An Early Edition of Don Quixote

June 4, 2015

That ingenious gentleman from La Mancha, familiarly known to readers as Don Quixote, was introduced to the world by Miguel de Cervantes y Saavedra in 1605. Francisco de Robles purchased the rights to publish the book, and Part I appeared for the first time in print in Madrid early that year.

Immediate success followed, and the book has been pirated, reprinted, and republished countless times and in countless places from the seventeenth century to today.  

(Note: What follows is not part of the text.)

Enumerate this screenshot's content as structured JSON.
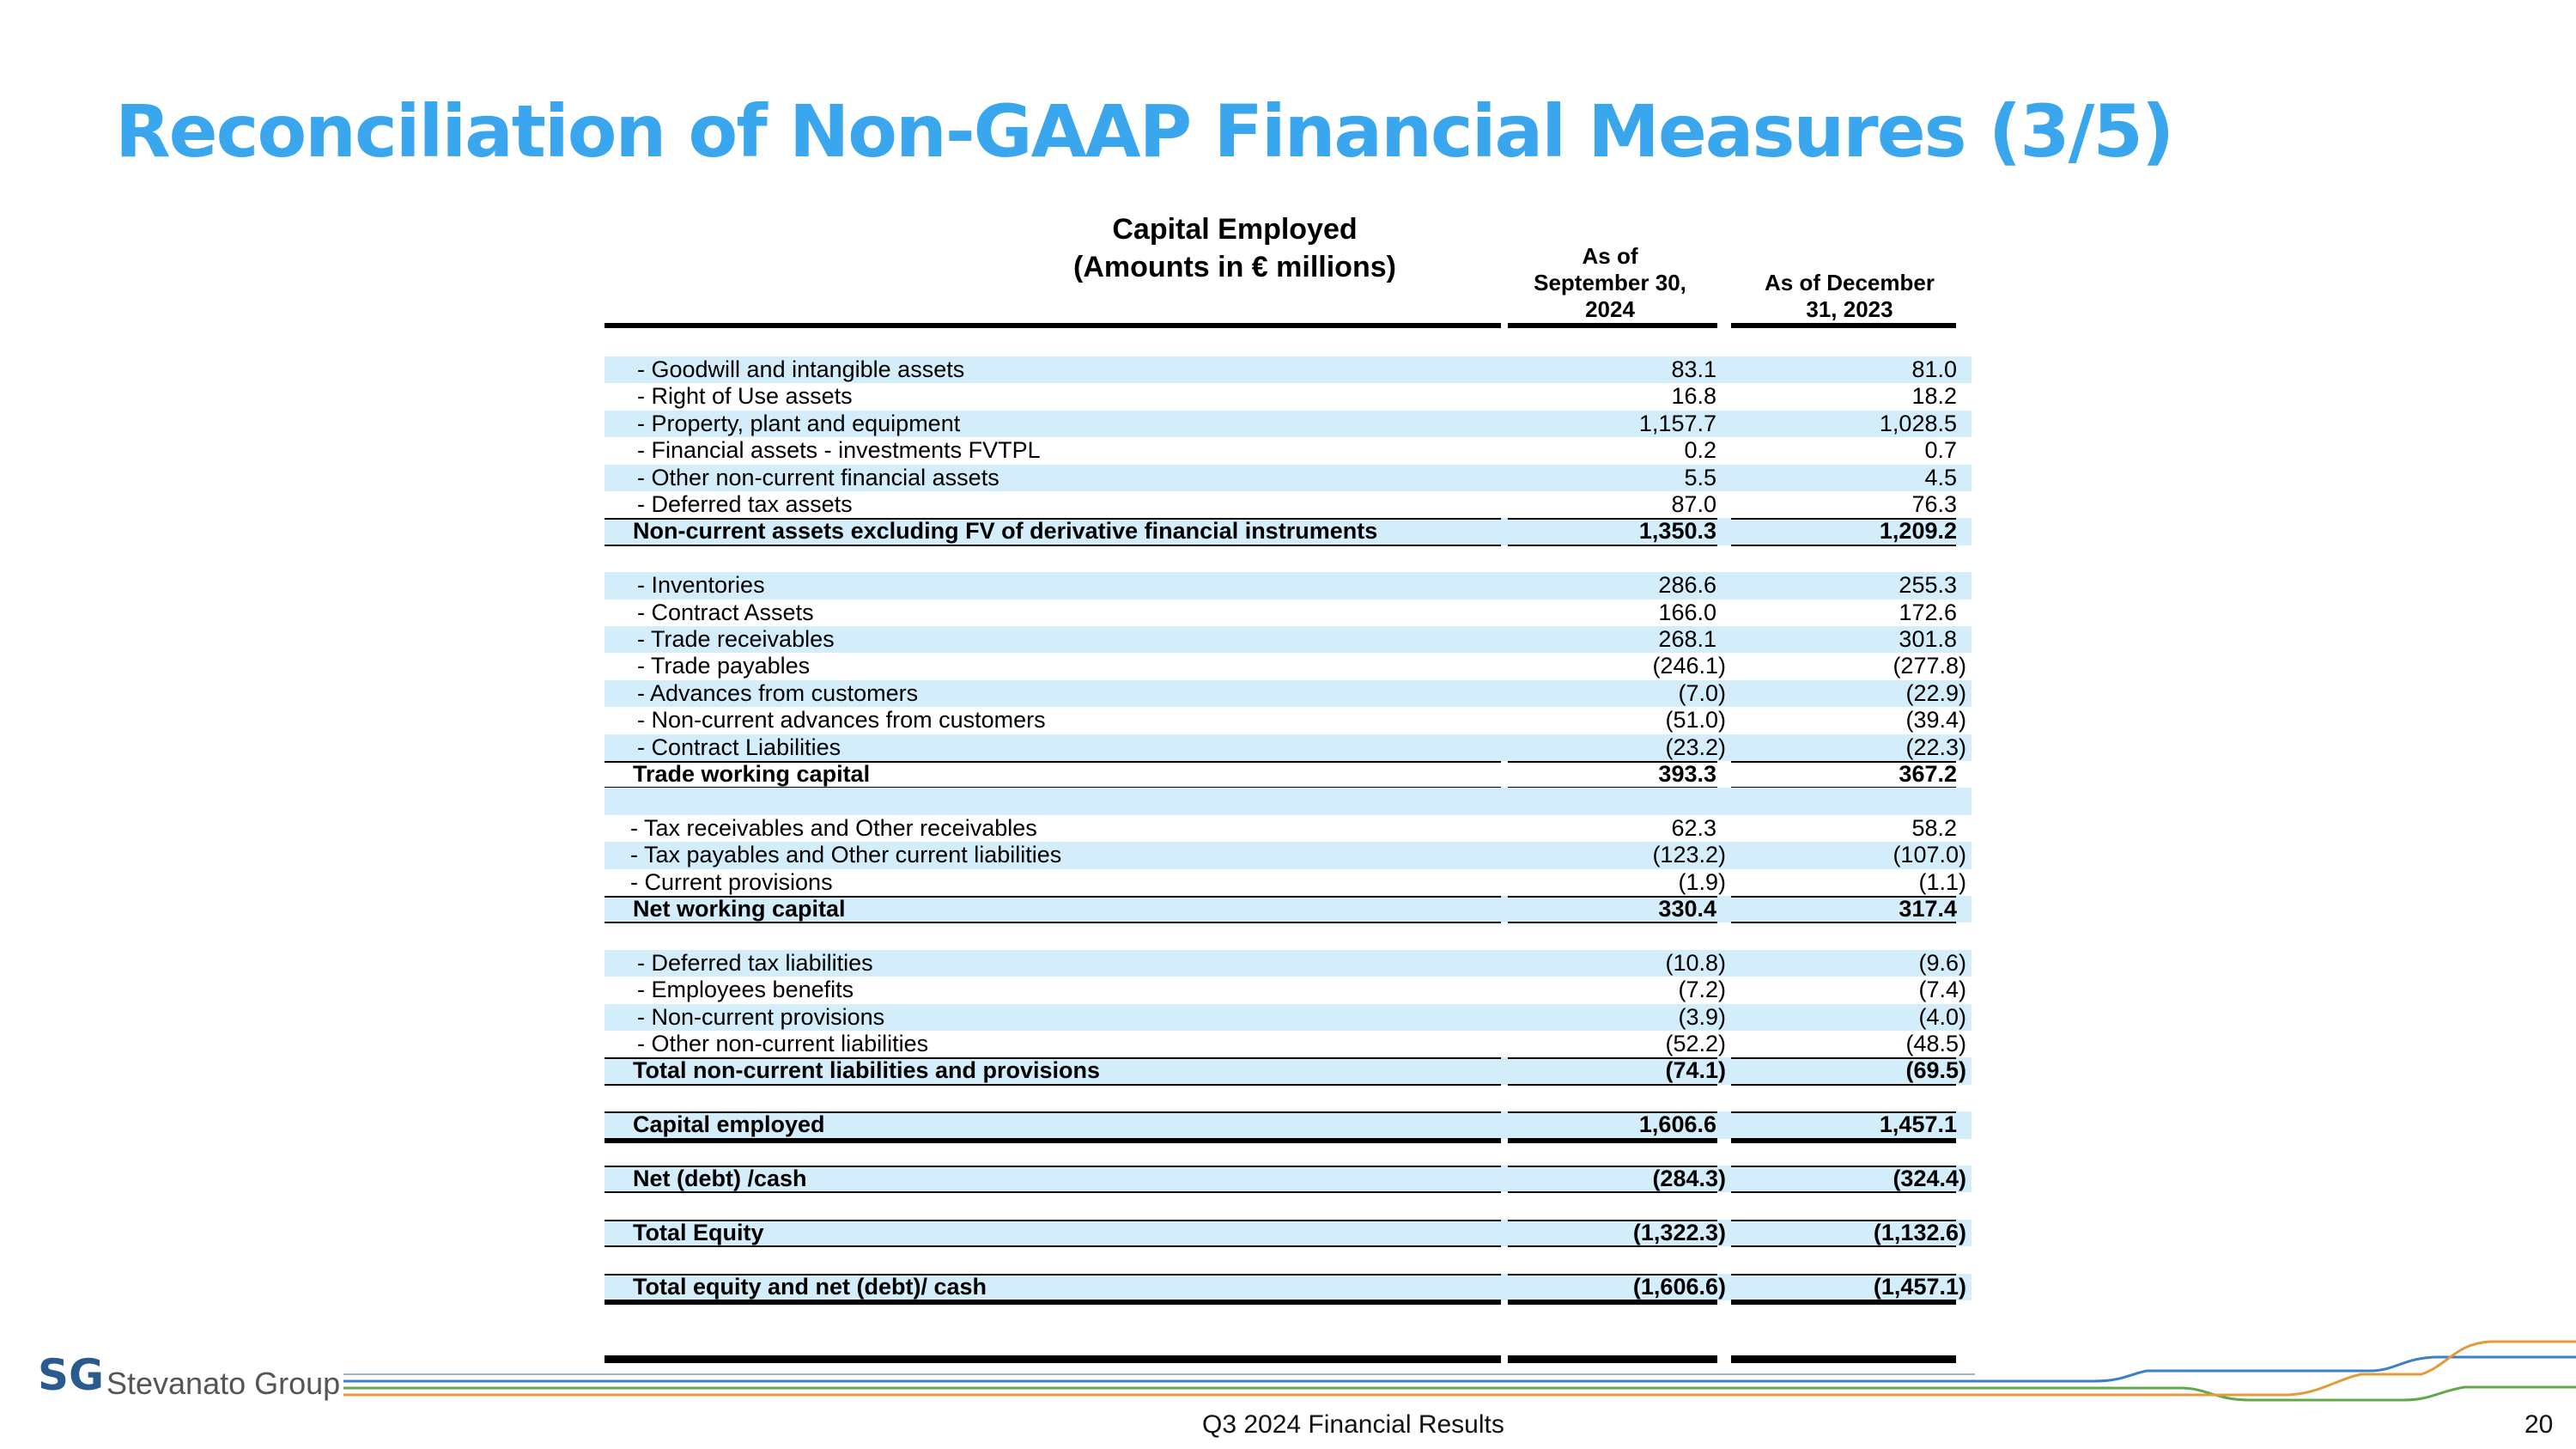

This early edition from the Beinecke’s collections, printed in Brussels in 1611, features lovely printed endpapers patterned in the style of the dominotiers of France, a guild whose work included wood engraving and paper design. The dominotiers, well known for their decorative paper wall hangings, got their name from the dominos, or the black, hooded cloaks worn by their members.

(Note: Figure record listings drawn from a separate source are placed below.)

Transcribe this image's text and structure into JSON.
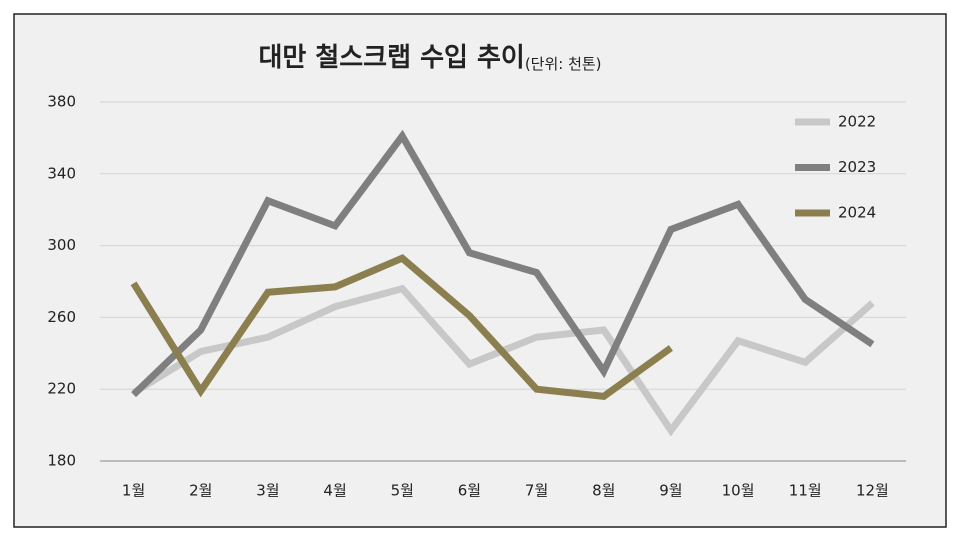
{
  "chart_data": {
    "type": "line",
    "title": "대만 철스크랩 수입 추이",
    "subtitle": "(단위: 천톤)",
    "categories": [
      "1월",
      "2월",
      "3월",
      "4월",
      "5월",
      "6월",
      "7월",
      "8월",
      "9월",
      "10월",
      "11월",
      "12월"
    ],
    "series": [
      {
        "name": "2022",
        "color": "#c8c8c8",
        "values": [
          218,
          241,
          249,
          266,
          276,
          234,
          249,
          253,
          197,
          247,
          235,
          268
        ]
      },
      {
        "name": "2023",
        "color": "#7f7f7f",
        "values": [
          217,
          253,
          325,
          311,
          361,
          296,
          285,
          230,
          309,
          323,
          270,
          245
        ]
      },
      {
        "name": "2024",
        "color": "#8b7f4f",
        "values": [
          279,
          219,
          274,
          277,
          293,
          261,
          220,
          216,
          243,
          null,
          null,
          null
        ]
      }
    ],
    "ylim": [
      180,
      380
    ],
    "yticks": [
      180,
      220,
      260,
      300,
      340,
      380
    ],
    "grid": true,
    "legend": "top-right"
  }
}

The imagiers, members of the dominotiers, were so called because they used woodblock techniques to print portraits and scenes from the Bible. As their craft developed, they began printing flowered designs and other patterns with names and descriptive legends that ran along the paper margins. The papers were tremendously popular and were used for all sorts of household decoration.  Hence the name images populaires  for papers patterned in a style similar to those of Don Quixote’s.

Images populaires endpapapers in Reflexions sur les Lettres de Mr. Pope, call number Osborn fc126.

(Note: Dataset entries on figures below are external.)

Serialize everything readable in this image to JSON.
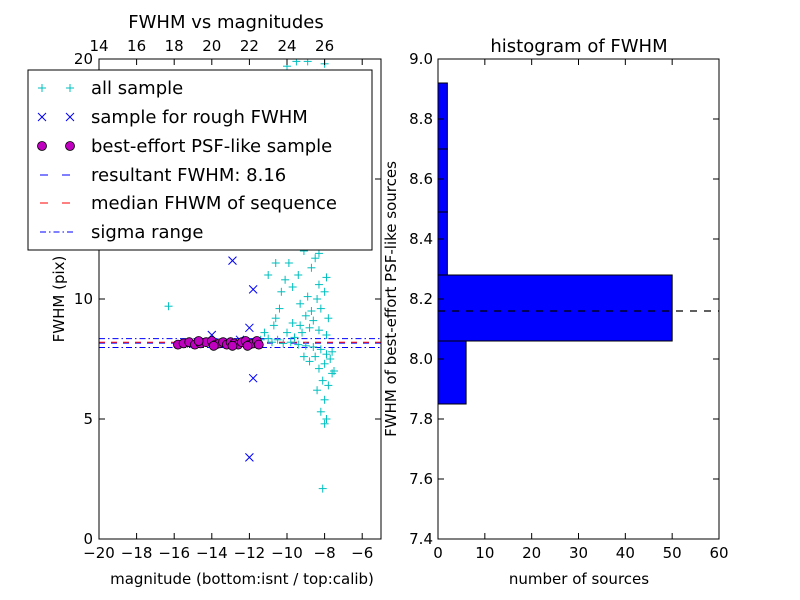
{
  "chart_data": [
    {
      "type": "scatter",
      "title": "FWHM vs magnitudes",
      "xlabel": "magnitude (bottom:isnt / top:calib)",
      "ylabel": "FWHM (pix)",
      "xlim": [
        -20,
        -5
      ],
      "ylim": [
        0,
        20
      ],
      "x_ticks": [
        -20,
        -18,
        -16,
        -14,
        -12,
        -10,
        -8,
        -6
      ],
      "x_tick_labels": [
        "−20",
        "−18",
        "−16",
        "−14",
        "−12",
        "−10",
        "−8",
        "−6"
      ],
      "y_ticks": [
        0,
        5,
        10,
        15,
        20
      ],
      "y_tick_labels": [
        "0",
        "5",
        "10",
        "15",
        "20"
      ],
      "top_axis": {
        "ticks": [
          14,
          16,
          18,
          20,
          22,
          24,
          26
        ],
        "offset_from_bottom": 34
      },
      "legend": {
        "placement": "upper-left",
        "entries": [
          {
            "label": "all sample",
            "marker": "plus",
            "color": "#00bfbf"
          },
          {
            "label": "sample for rough FWHM",
            "marker": "x",
            "color": "#0000ff"
          },
          {
            "label": "best-effort PSF-like sample",
            "marker": "circle",
            "color": "#bf00bf"
          },
          {
            "label": "resultant FWHM: 8.16",
            "marker": "dashed",
            "color": "#0000ff"
          },
          {
            "label": "median FHWM of sequence",
            "marker": "dashed",
            "color": "#ff0000"
          },
          {
            "label": "sigma range",
            "marker": "dashdot",
            "color": "#0000ff"
          }
        ]
      },
      "hlines": [
        {
          "y": 8.16,
          "style": "dashed",
          "color": "#0000ff"
        },
        {
          "y": 8.2,
          "style": "dashed",
          "color": "#ff0000"
        },
        {
          "y": 8.35,
          "style": "dashdot",
          "color": "#0000ff"
        },
        {
          "y": 7.98,
          "style": "dashdot",
          "color": "#0000ff"
        }
      ],
      "series": [
        {
          "name": "all sample",
          "marker": "plus",
          "color": "#00bfbf",
          "points": [
            [
              -16.3,
              9.7
            ],
            [
              -11.0,
              11.0
            ],
            [
              -10.6,
              11.5
            ],
            [
              -10.4,
              12.6
            ],
            [
              -10.0,
              19.7
            ],
            [
              -9.5,
              19.9
            ],
            [
              -8.9,
              19.9
            ],
            [
              -8.0,
              19.8
            ],
            [
              -8.4,
              19.4
            ],
            [
              -9.3,
              18.6
            ],
            [
              -10.2,
              16.5
            ],
            [
              -9.8,
              15.0
            ],
            [
              -9.0,
              14.6
            ],
            [
              -8.6,
              14.9
            ],
            [
              -8.2,
              13.5
            ],
            [
              -8.5,
              13.0
            ],
            [
              -8.8,
              12.3
            ],
            [
              -9.1,
              12.0
            ],
            [
              -9.6,
              12.4
            ],
            [
              -9.9,
              11.5
            ],
            [
              -10.1,
              10.8
            ],
            [
              -9.4,
              11.0
            ],
            [
              -8.7,
              11.3
            ],
            [
              -8.3,
              11.9
            ],
            [
              -7.9,
              10.9
            ],
            [
              -8.0,
              10.3
            ],
            [
              -8.4,
              10.0
            ],
            [
              -8.9,
              10.1
            ],
            [
              -9.3,
              9.8
            ],
            [
              -9.7,
              10.5
            ],
            [
              -10.4,
              9.6
            ],
            [
              -10.7,
              8.9
            ],
            [
              -9.0,
              9.3
            ],
            [
              -8.6,
              9.1
            ],
            [
              -8.2,
              9.6
            ],
            [
              -7.8,
              9.2
            ],
            [
              -7.9,
              8.5
            ],
            [
              -8.3,
              8.7
            ],
            [
              -8.8,
              8.8
            ],
            [
              -9.2,
              8.6
            ],
            [
              -9.6,
              8.4
            ],
            [
              -10.0,
              8.6
            ],
            [
              -10.5,
              8.3
            ],
            [
              -11.0,
              8.35
            ],
            [
              -11.4,
              8.3
            ],
            [
              -10.8,
              8.2
            ],
            [
              -10.2,
              8.15
            ],
            [
              -9.8,
              8.2
            ],
            [
              -9.4,
              8.1
            ],
            [
              -9.0,
              8.05
            ],
            [
              -8.6,
              8.0
            ],
            [
              -8.2,
              7.9
            ],
            [
              -7.9,
              7.7
            ],
            [
              -7.7,
              7.5
            ],
            [
              -8.0,
              7.3
            ],
            [
              -8.3,
              7.1
            ],
            [
              -7.6,
              6.9
            ],
            [
              -8.1,
              6.6
            ],
            [
              -8.4,
              6.2
            ],
            [
              -7.8,
              6.4
            ],
            [
              -8.0,
              5.8
            ],
            [
              -8.2,
              5.3
            ],
            [
              -7.9,
              5.0
            ],
            [
              -8.0,
              4.8
            ],
            [
              -8.1,
              2.1
            ],
            [
              -7.5,
              7.0
            ],
            [
              -7.6,
              7.8
            ],
            [
              -8.5,
              7.6
            ],
            [
              -8.8,
              7.4
            ],
            [
              -9.1,
              7.6
            ],
            [
              -9.3,
              8.9
            ],
            [
              -8.5,
              11.7
            ],
            [
              -8.1,
              12.6
            ],
            [
              -9.2,
              13.2
            ],
            [
              -8.4,
              14.2
            ],
            [
              -8.0,
              15.6
            ],
            [
              -9.0,
              16.3
            ],
            [
              -8.6,
              17.5
            ],
            [
              -9.5,
              13.5
            ],
            [
              -9.9,
              12.8
            ],
            [
              -10.3,
              10.3
            ],
            [
              -10.6,
              9.2
            ],
            [
              -11.2,
              8.6
            ],
            [
              -11.6,
              8.25
            ],
            [
              -9.7,
              9.0
            ],
            [
              -8.7,
              9.5
            ],
            [
              -8.3,
              10.6
            ],
            [
              -8.9,
              12.8
            ],
            [
              -9.4,
              14.1
            ],
            [
              -8.5,
              15.9
            ]
          ]
        },
        {
          "name": "sample for rough FWHM",
          "marker": "x",
          "color": "#0000ff",
          "points": [
            [
              -12.9,
              11.6
            ],
            [
              -11.8,
              10.4
            ],
            [
              -14.0,
              8.5
            ],
            [
              -12.0,
              8.8
            ],
            [
              -11.8,
              6.7
            ],
            [
              -12.0,
              3.4
            ],
            [
              -12.5,
              8.3
            ],
            [
              -13.3,
              8.2
            ],
            [
              -15.1,
              8.15
            ]
          ]
        },
        {
          "name": "best-effort PSF-like sample",
          "marker": "circle",
          "color": "#bf00bf",
          "points": [
            [
              -15.8,
              8.1
            ],
            [
              -15.5,
              8.15
            ],
            [
              -15.2,
              8.2
            ],
            [
              -14.9,
              8.1
            ],
            [
              -14.6,
              8.15
            ],
            [
              -14.3,
              8.2
            ],
            [
              -14.0,
              8.25
            ],
            [
              -13.8,
              8.1
            ],
            [
              -13.6,
              8.15
            ],
            [
              -13.4,
              8.2
            ],
            [
              -13.2,
              8.1
            ],
            [
              -13.0,
              8.2
            ],
            [
              -12.8,
              8.15
            ],
            [
              -12.6,
              8.1
            ],
            [
              -12.4,
              8.2
            ],
            [
              -12.2,
              8.25
            ],
            [
              -12.0,
              8.1
            ],
            [
              -11.8,
              8.15
            ],
            [
              -11.6,
              8.25
            ],
            [
              -11.5,
              8.1
            ],
            [
              -14.7,
              8.25
            ],
            [
              -13.9,
              8.05
            ],
            [
              -12.9,
              8.05
            ],
            [
              -12.1,
              8.05
            ]
          ]
        }
      ]
    },
    {
      "type": "bar",
      "orientation": "horizontal",
      "title": "histogram of FWHM",
      "xlabel": "number of sources",
      "ylabel": "FWHM of best-effort PSF-like sources",
      "xlim": [
        0,
        60
      ],
      "ylim": [
        7.4,
        9.0
      ],
      "x_ticks": [
        0,
        10,
        20,
        30,
        40,
        50,
        60
      ],
      "x_tick_labels": [
        "0",
        "10",
        "20",
        "30",
        "40",
        "50",
        "60"
      ],
      "y_ticks": [
        7.4,
        7.6,
        7.8,
        8.0,
        8.2,
        8.4,
        8.6,
        8.8,
        9.0
      ],
      "y_tick_labels": [
        "7.4",
        "7.6",
        "7.8",
        "8.0",
        "8.2",
        "8.4",
        "8.6",
        "8.8",
        "9.0"
      ],
      "color": "#0000ff",
      "bins": [
        {
          "low": 7.85,
          "high": 8.06,
          "count": 6
        },
        {
          "low": 8.06,
          "high": 8.28,
          "count": 50
        },
        {
          "low": 8.28,
          "high": 8.49,
          "count": 2
        },
        {
          "low": 8.49,
          "high": 8.7,
          "count": 2
        },
        {
          "low": 8.7,
          "high": 8.92,
          "count": 2
        }
      ],
      "hline": {
        "y": 8.16,
        "style": "dashed",
        "color": "#000000"
      }
    }
  ]
}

But the imagiers’ innovations led to a dispute in the seventeenth century with the guild of printers and booksellers.  The printers’ guild claimed that the dominotiers infringed on their exclusive rights to use type. Rather than risk having their equipment confiscated, the dominotiers largely gave up the practice of including legends on their papers.

The paper decorators who followed kept in mind the popular and stylish designs produced by the dominotiers, and many found their way into the endpapers of books, particularly in the eighteenth century.

The volume of Don Quixote appears to have been rebound in the eighteenth century, and the endpapers were likely to have been produced and inserted at the time of its rebinding.